Chapter Three provides a helpful taxonomy of four categories of “inclusionary” and Indigenous + art music, turning to a focus on musical “extractivism.” Here, the author charges settler composers in particular to rethink the broader cultural implications of artistic decisions they make in the name of artistic freedom and creativity. Robinson asks: “To what degree should composers prioritize an engagement with or be held responsible for the politics of their works’ aesthetics, including the structures of musical inclusion and cultural encounter their works enact” (133)? In Chapter Four, “Ethnographic Redress and Compositional Responsibility,” Robinson focuses on the relationship between ethnography and Indigenous song collection, foregrounding the tension between songs viewed as objects to be preserved and collected as cultural patrimony of all Canadians, versus songs as living entities that perform powerful social work through their sounding, whether in an archive or in a live performance. As Robinson reminds us, songs can bring about great healing, or great damage, depending on how they are used. Songs do powerful work, and carry great weight, in the world. Recognizing the implications of that weight is part of the “calling in” that Robinson calls for in the book.

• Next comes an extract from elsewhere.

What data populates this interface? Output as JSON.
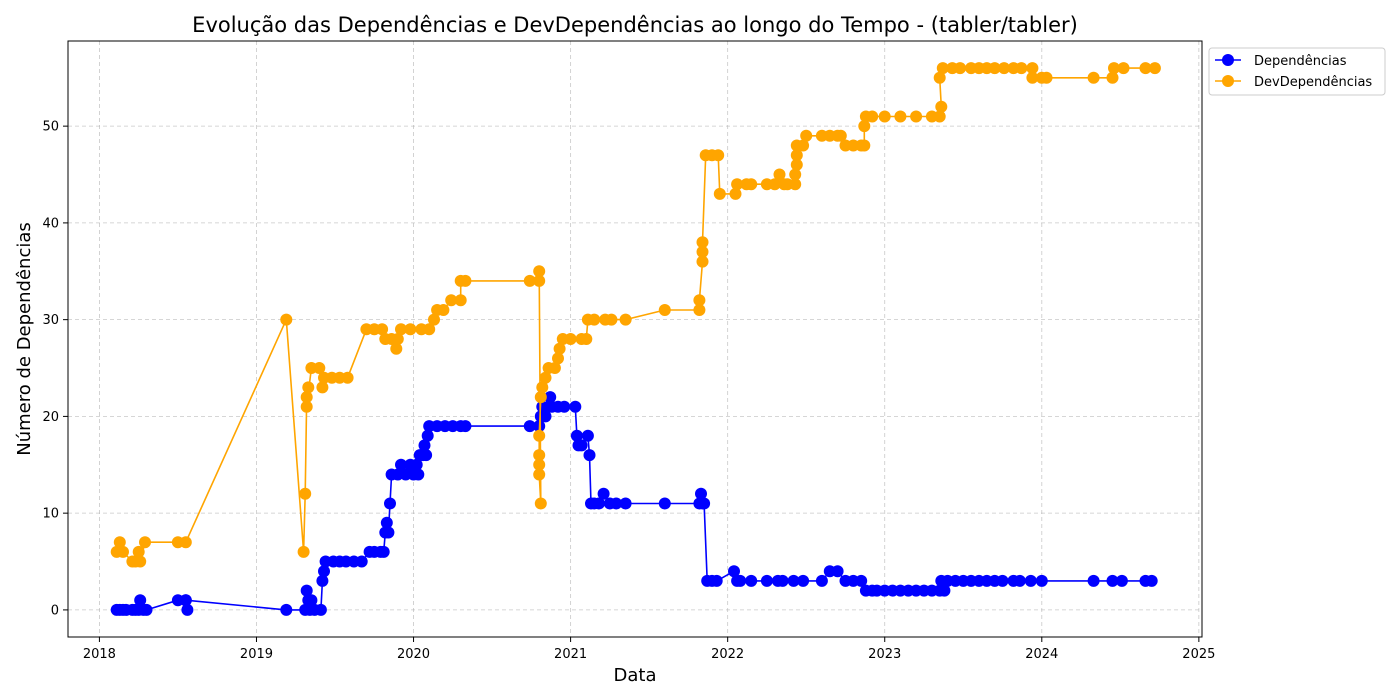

Hungry Listening intersects most centrally with Sound Studies, Cultural Studies, Critical Indigenous Studies and Ethnomusicology. The book’s audience is primarily scholarly, and the book is appropriate to assign to advanced undergraduate and graduate students. As such, it could be used for courses in Native American and Critical Indigenous Studies, American Studies, Ethnomusicology, Performance Studies, Cultural Studies, Musicology, Anthropology and Museum Studies. As a singer-songwriter and ethnographer, I especially appreciated Robinson’s integration of academic analysis with other forms of more performative storytelling throughout the book. I will be teaching the book in my upper level undergraduate course, “Anthropology of Music and Sound” at the University of New Mexico, and am eager to hear students’ responses and the discussions that follow. This is dense and difficult reading. But the payoff is tremendous in the book’s ability to guide readers through new ways of critical listening and, ultimately, to new ways of consuming and creating music with a greater appreciation for the ethics of sound and the incommensurability of cultural difference.